Banga concedes that the rates have come down from Rs 275 per sq ft per month, but only up to Rs 225-250. IPC, however, says that even at Rs 195, there are no takers today.

As for Elphinstone Mills, on-site company officials confirmed that work on one of the buildings has been halted completely.

Bang opposite is the Mumbai Textile Mills. Bought over by DLF at Rs 704 crore, the 17-acre plot stands testimony to the country’s costliest land deal till then. Since its moment of glory, the changing market dynamics has forced the Delhi-based realty player to go back to the drawing board more than once.

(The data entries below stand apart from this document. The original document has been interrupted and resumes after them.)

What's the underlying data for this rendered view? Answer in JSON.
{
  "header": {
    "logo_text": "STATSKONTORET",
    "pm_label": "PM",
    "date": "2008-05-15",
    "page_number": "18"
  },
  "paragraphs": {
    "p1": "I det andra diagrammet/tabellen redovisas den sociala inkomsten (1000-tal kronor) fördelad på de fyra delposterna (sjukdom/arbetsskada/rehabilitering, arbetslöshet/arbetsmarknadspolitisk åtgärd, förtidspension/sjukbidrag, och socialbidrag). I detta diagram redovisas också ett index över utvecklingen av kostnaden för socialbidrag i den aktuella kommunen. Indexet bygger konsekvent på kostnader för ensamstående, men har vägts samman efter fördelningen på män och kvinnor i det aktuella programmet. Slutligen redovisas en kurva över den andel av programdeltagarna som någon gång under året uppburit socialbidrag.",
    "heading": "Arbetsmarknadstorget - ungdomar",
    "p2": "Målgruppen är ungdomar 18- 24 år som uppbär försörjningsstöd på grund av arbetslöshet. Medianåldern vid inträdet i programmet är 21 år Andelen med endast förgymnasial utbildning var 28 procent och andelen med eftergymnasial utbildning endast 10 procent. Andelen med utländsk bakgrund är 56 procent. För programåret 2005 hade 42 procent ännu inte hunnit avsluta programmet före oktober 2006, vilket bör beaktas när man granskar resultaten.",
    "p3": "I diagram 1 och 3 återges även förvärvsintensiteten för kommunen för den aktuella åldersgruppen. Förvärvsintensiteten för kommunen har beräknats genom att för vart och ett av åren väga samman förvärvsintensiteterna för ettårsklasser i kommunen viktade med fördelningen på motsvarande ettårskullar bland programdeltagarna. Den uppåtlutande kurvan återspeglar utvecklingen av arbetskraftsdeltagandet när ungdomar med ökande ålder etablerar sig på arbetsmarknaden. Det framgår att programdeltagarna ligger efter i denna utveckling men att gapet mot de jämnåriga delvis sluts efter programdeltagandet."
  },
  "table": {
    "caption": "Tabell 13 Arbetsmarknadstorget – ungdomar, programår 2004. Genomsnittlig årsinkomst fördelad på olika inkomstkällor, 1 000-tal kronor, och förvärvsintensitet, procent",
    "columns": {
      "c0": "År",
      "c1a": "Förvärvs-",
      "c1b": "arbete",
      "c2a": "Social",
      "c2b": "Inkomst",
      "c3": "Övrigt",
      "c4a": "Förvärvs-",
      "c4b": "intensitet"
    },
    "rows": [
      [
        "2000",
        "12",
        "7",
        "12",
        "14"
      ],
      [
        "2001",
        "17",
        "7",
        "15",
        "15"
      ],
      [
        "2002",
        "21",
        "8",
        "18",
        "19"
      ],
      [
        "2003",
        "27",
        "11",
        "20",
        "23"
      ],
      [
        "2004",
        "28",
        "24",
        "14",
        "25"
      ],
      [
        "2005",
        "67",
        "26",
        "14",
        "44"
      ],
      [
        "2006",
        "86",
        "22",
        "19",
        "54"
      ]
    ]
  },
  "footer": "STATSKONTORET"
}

Plans for a business hotel, mall and multiplex were modified to make way for an IT park. For more than a year now, the massive cranes on site have been at rest and work has not proceeded beyond the basement. Despite repeated calls and e-mails, there was no response from the DLF spokesperson.

A month after the Mumbai Textile Mills deal, the limelight had turned to the Kohinoor Mill at Shivaji Park which was bought over by Kohinoor Projects — a joint venture between Unmesh Joshi (son of Sena leader Manohar Joshi) and Rajan Shirodkar, an associate of MNS chief Raj Thackeray. The 4.5-acre plot went at an unbelievable price of Rs 87 crore per acre, more than double the amount paid per acre for the Mumbai Textile Mills deal.

Like DLF, Kohinoor Projects, too, changed its plans from mall and commercial complex to an IT park. Construction on site has been at a complete standstill for over a year with the company making futile attempts at finding buyers for the plot. Sources from Kohinoor Projects say that the company today has a very negligible stake in the Shivaji Park project with its funding partner ILFS now being the major stakeholder.

The Lodha group, which had bought over the fifth mill — Apollo Mills at Chinchpokli — is building a super luxury residential project on the plot. Industry sources said that the group had recently retrenched a large number of its employees. The group’s HR head, Mahesh Thakur however, denied any such downsizing.

“It is a normal 10-20 per cent attrition per month. We are in fact, recruiting people,” he said.

Pankaj Kapoor CEO of Liases Foras, terms the mill land deals as the ‘genesis of price rise’ in Mumbai’s real estate. “The NTC deals had a cascading effect on locations as far as Kalyan. At Shivaji Park, Seth Developers doubled their rates overnight from Rs 12,000 per sq ft to Rs 24,000 per sq ft as soon as they heard about the Kohinoor land deal nearby.”

Kapoor points out that those were the days when focus was not on consumers. “Developers were bullish on their land purchases and excel sheets were spruced up for the sake of Foreign Direct Investment and other sources of funding. Today, they are feeling the pinch as investors are exiting and other means of funding are drying up,” said Kapoor.